Em segundo lugar, aponta este catedrático de direito e também presidente do Observatório de Segurança, Criminalidade Organizada e Terrorismo (OSCOT), "os princípios da legalidade, tipicidade e especialização funcional das polícias, previsto no art. 272º da CRP, podem ser beliscados, na medida em que esta mudança perturbe o âmbito específico das suas competências de prevenção policial, que se traduz na tomada de medidas de polícia, sendo certo que o SSI não é uma polícia, nem um órgão de investigação criminal, pelo que não pode aceder ou tratar conteúdos a estes organismos reservados por exercerem aquela função, a não ser em casos excecionais de incidentes tático-policiais em que o SG-SSI assume as vestes de entidade de defesa da ordem pública com poderes policiais extraordinários, o que não sucede no quotidiano da troca de informações ao nível europeu".
No seu entender, e conclui, "a questão fundamental passa ainda pela distinção entre a natureza das informações que vão ser partilhadas: uma coisa são "informações policiais", utilizadas nas tarefas de ordem pública; outra coisa são as "informações criminais", as quais se relacionam com processos criminais em curso ou iminentes, no contexto de uma atividade criminosa que já se consumou ou que está em preparação".
"Afastamento da tradição democrática"
A constitucionalista Teresa Violante, por seu lado, não vê que o TC possa escrutinar se este diploma permite ou não a interferência do Governo, mas vê um "afastamento da tradição democrática" na separação de poderes.
"Acho difícil que exista uma violação jurídica do principio da separação de poderes, pelo menos face ao que consta da arquitetura normativa, isto é, do diploma. Não excluo que isso possa suceder na prática. O que a Constituição exige é que o poder judicial seja independente e o MP autónomo, sendo que depois ao MP cabe, por via de atribuição legal, dirigir a investigacao criminal. O que consta do diploma não fere este parâmetros. Saber se depois na prática há interferência ou não do Governo na investigação ou acesso indevido a informação é algo que não é escrutinável na fiscalização da constitucionalidade pelo TC, que é apenas uma fiscalização de normas", afirma Teresa Violante.

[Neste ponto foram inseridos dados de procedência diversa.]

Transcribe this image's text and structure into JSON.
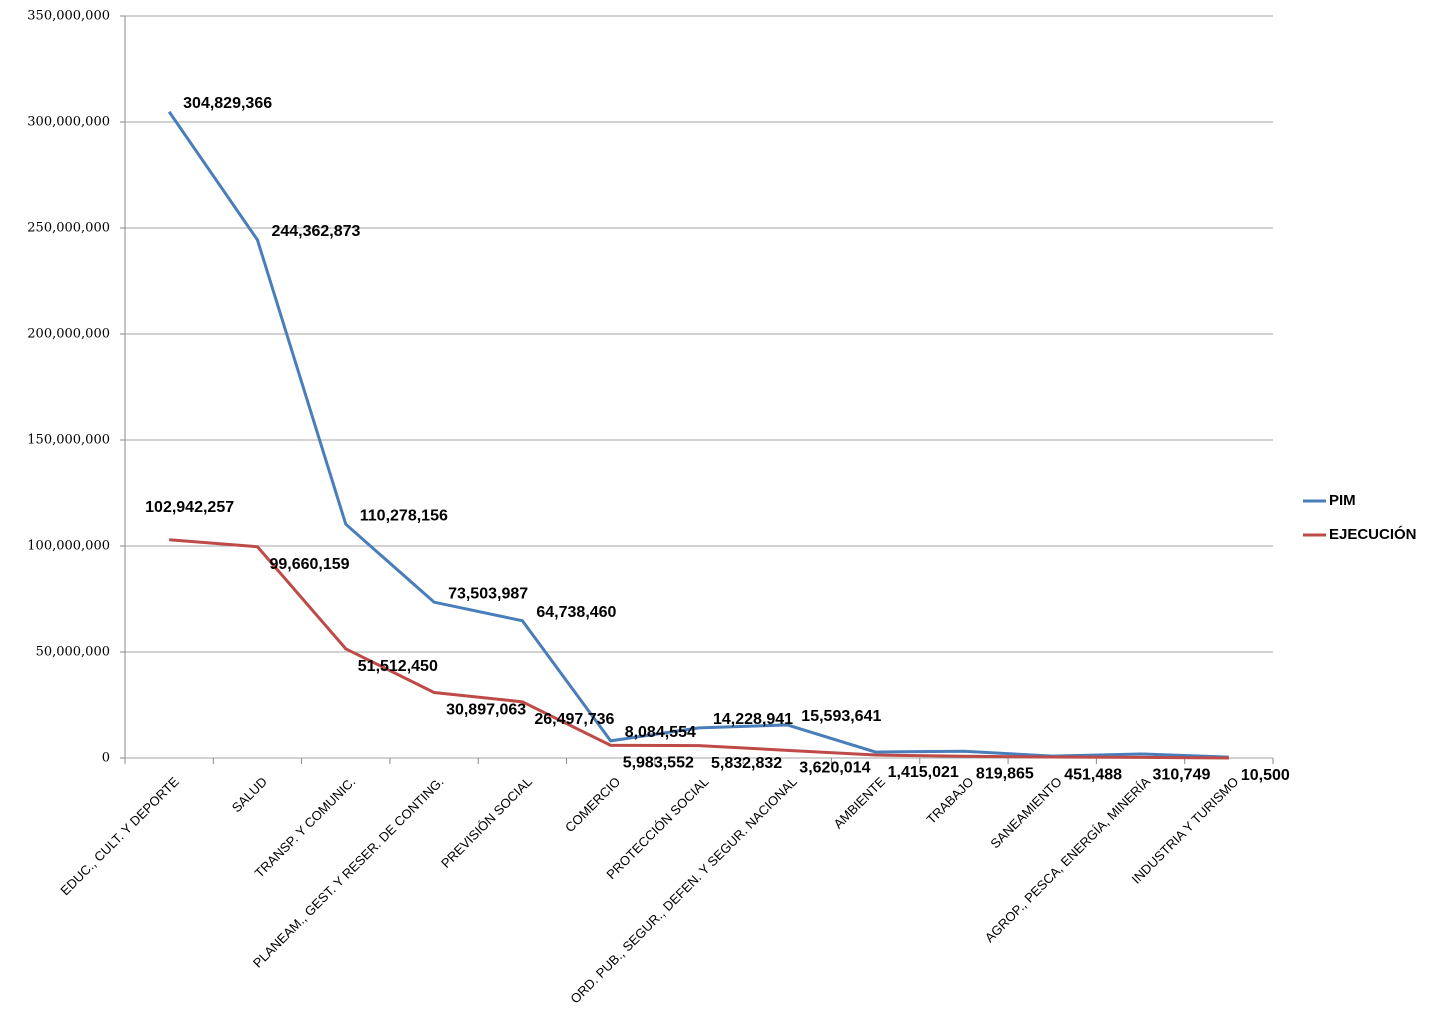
{
  "chart_data": {
    "type": "line",
    "categories": [
      "EDUC., CULT. Y DEPORTE",
      "SALUD",
      "TRANSP. Y COMUNIC.",
      "PLANEAM., GEST. Y RESER. DE CONTING.",
      "PREVISIÓN SOCIAL",
      "COMERCIO",
      "PROTECCIÓN SOCIAL",
      "ORD. PUB., SEGUR., DEFEN. Y SEGUR. NACIONAL",
      "AMBIENTE",
      "TRABAJO",
      "SANEAMIENTO",
      "AGROP., PESCA, ENERGÍA, MINERÍA",
      "INDUSTRIA Y TURISMO"
    ],
    "series": [
      {
        "name": "PIM",
        "color": "#4a7ebb",
        "values": [
          304829366,
          244362873,
          110278156,
          73503987,
          64738460,
          8084554,
          14228941,
          15593641,
          2800000,
          3200000,
          900000,
          1900000,
          400000
        ],
        "value_labels": [
          "304,829,366",
          "244,362,873",
          "110,278,156",
          "73,503,987",
          "64,738,460",
          "8,084,554",
          "14,228,941",
          "15,593,641",
          null,
          null,
          null,
          null,
          null
        ]
      },
      {
        "name": "EJECUCIÓN",
        "color": "#be4b48",
        "values": [
          102942257,
          99660159,
          51512450,
          30897063,
          26497736,
          5983552,
          5832832,
          3620014,
          1415021,
          819865,
          451488,
          310749,
          10500
        ],
        "value_labels": [
          "102,942,257",
          "99,660,159",
          "51,512,450",
          "30,897,063",
          "26,497,736",
          "5,983,552",
          "5,832,832",
          "3,620,014",
          "1,415,021",
          "819,865",
          "451,488",
          "310,749",
          "10,500"
        ]
      }
    ],
    "ylim": [
      0,
      350000000
    ],
    "yticks": [
      0,
      {
        "value": 50000000,
        "label": "50,000,000"
      },
      {
        "value": 100000000,
        "label": "100,000,000"
      },
      {
        "value": 150000000,
        "label": "150,000,000"
      },
      {
        "value": 200000000,
        "label": "200,000,000"
      },
      {
        "value": 250000000,
        "label": "250,000,000"
      },
      {
        "value": 300000000,
        "label": "300,000,000"
      },
      {
        "value": 350000000,
        "label": "350,000,000"
      }
    ],
    "grid": true,
    "legend": "right"
  }
}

Mas para esta investigadora na Universidade alemã de Erlangen-Nürnberg, "questão diferente é o juízo político: em democracia a investigação criminal esteve sempre claramente separada do poder executivo. Aqui há um afastamento dessa tradição democrática e isso provavelmente merece uma censura política pelo esbatimento das fronteiras da separação de poderes e pela ingerência que propicia. Essa separação não existe noutros países mas existe entre nós porque temos os traumas do que se passou durante a ditadura. Há lições que não deveríamos deixar cair no esquecimento com tanta facilidade".